ココとアシュレイはカメラと呼ばれたものが気になるようだ。
レオンが魔道具から出てきた紙を見て、ココとアシュレイが驚いている。
紙が出る魔道具なのか? 書類を作るにしても手紙を書くにしてもちょっと小さい。使い道が限られる紙だな。
「アデルはカメラ知ってるよね〜」
「知らん」
レオンが俺に聞いてきたが、あんな紙が出る魔道具を俺は知らない。
「前にアデル撮ったじゃん。スマホで。ほらこれ」
レオンが見せてきたのは、レオンの世界ではほとんどの人間が持っていると言われる板だった。
そこには鏡のように俺の顔を写したまま停止しているものがある。ああ、カメラとか言っていたな。じゃあその紙はなんだ?
「これ、さっき撮ったアリサ」
そう言って見せられた紙のような紙でないようなツルツルしたものに、アリサの顔が鏡のように停止して写っていた。
「この薄いのもカメラなのか?」
「それは写真ね」
「分からん。カメラとシャシンの違いが分からん」
とにかく鏡に写ったものを停止して表示させる魔道具らしい。
何に使うのかは正直分からないが、貴族の見合いの時に絵姿の代わりに出せば、実際に会ってみたら全くの別人だったということがなくなるのではないかと思った。
「レオン、宝箱には他に何が入ってたんだ?」
「これだけ。あんなでっかい宝箱なのに、箱の方が価値ありそうだよね」
見た目は宝箱の方が金色だし価値はありそうだ。しかしカメラというものの価値は未知数。どちらとも言えない感じがしている。
「28階層チラ見して、今日はもう戻ろうか〜
俺、武器買いたいんだよね。バルムンクがダンジョンは苦手っぽくてさ。普通の魔物はいいんだけど、ゴーレムは無理って言うし、ダンジョンボスも力が入らないって拒否反応が出るみたい」
「そんなことがあるんですね。バルムンクは伝説と言われる武器ですし、何が相手でも怯まないのかと思っていました」
「怯んでるっていうより、力が入らないみたい。相性の問題かな? ほら、氷は火に弱いとか、そういう感じ?」
「なるほど」
バルムンクも万能ではないということか。ミスリルも手に入ったんだし、いい武器がなければ作ってもらうのもありだ。

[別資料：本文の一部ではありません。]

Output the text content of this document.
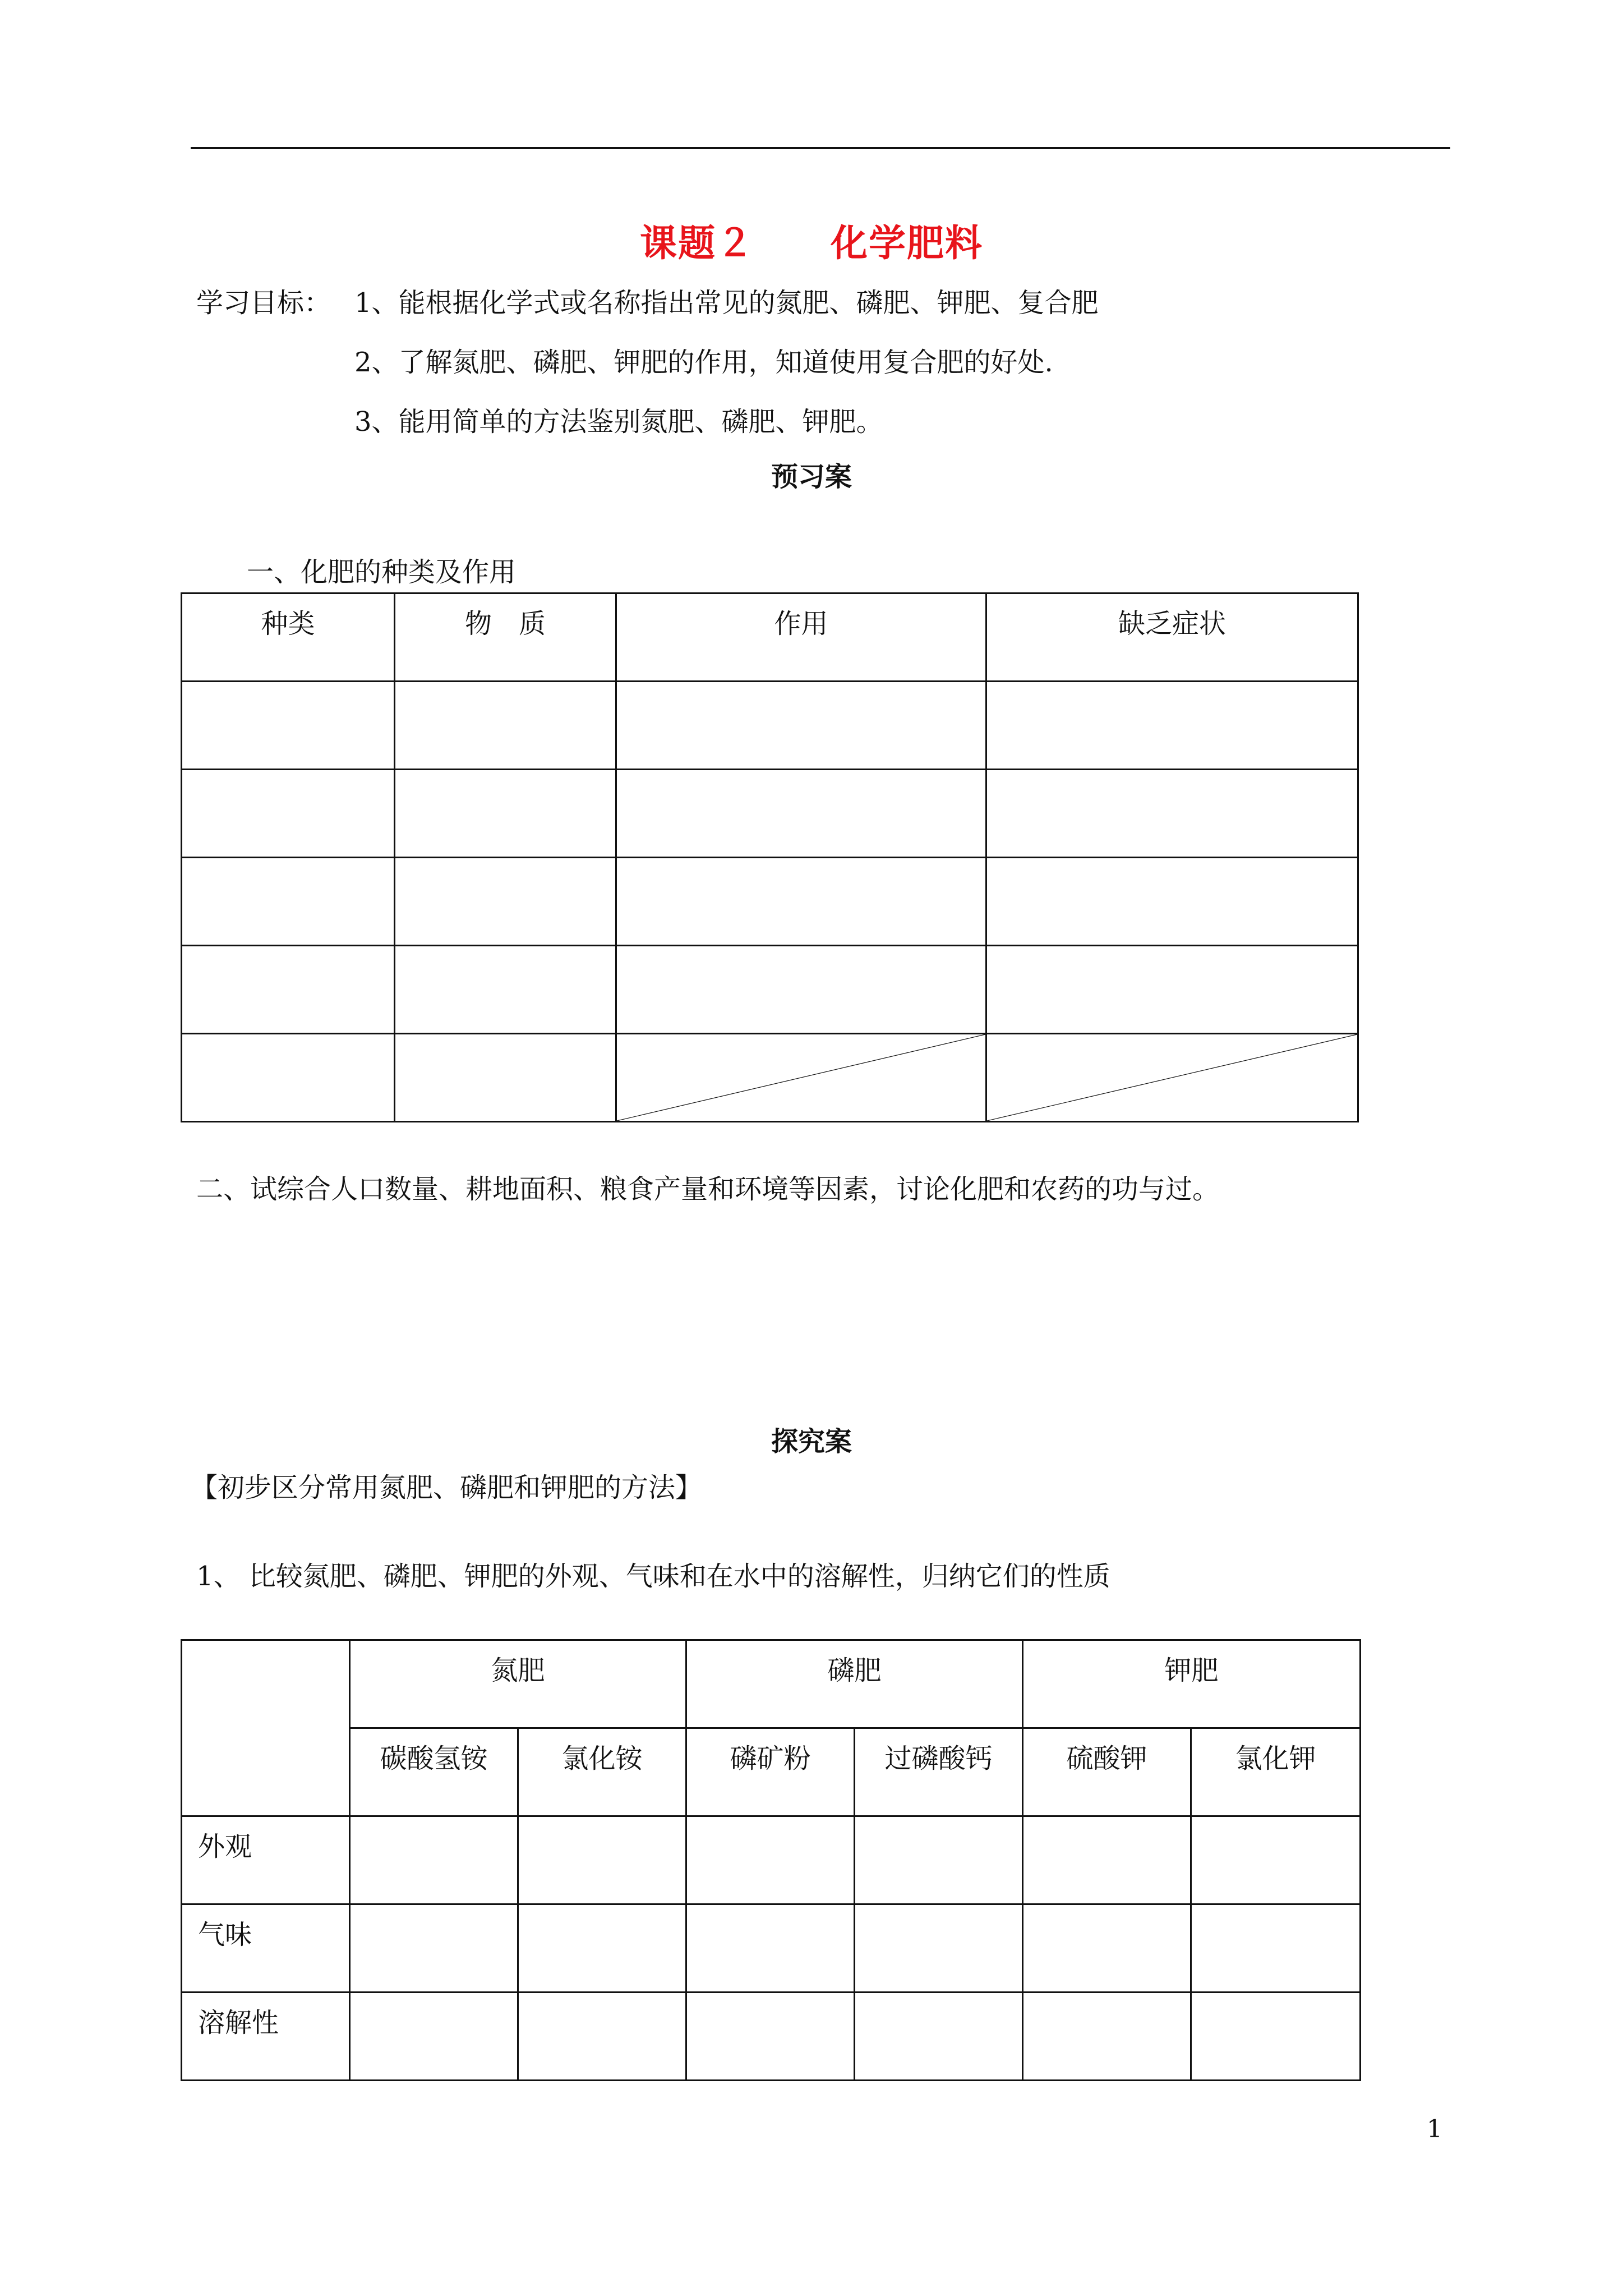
课题２　　化学肥料
学习目标： 1、能根据化学式或名称指出常见的氮肥、磷肥、钾肥、复合肥
2、了解氮肥、磷肥、钾肥的作用，知道使用复合肥的好处.
3、能用简单的方法鉴别氮肥、磷肥、钾肥。
预习案
一、化肥的种类及作用
种类	物　质	作用	缺乏症状

二、试综合人口数量、耕地面积、粮食产量和环境等因素，讨论化肥和农药的功与过。
探究案
【初步区分常用氮肥、磷肥和钾肥的方法】
1、 比较氮肥、磷肥、钾肥的外观、气味和在水中的溶解性，归纳它们的性质

	氮肥		磷肥		钾肥	

	碳酸氢铵	氯化铵	磷矿粉	过磷酸钙	硫酸钾	氯化钾

外观						

气味						

溶解性						

1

28階層を見たら、海だった。湖ではなく海だ。波が押し寄せて、砂浜が広がり、空は真っ青だった。明日は海の攻略だ。
休憩スペースに戻ると、まずはダンジョン入り口にある冒険者ギルドに27階層攻略の報告をして、ダンジョン都市に行くことになった。
ポータルに魔力を登録し、入り口に戻った。ポータルはダミーではなく本物ということも証明された。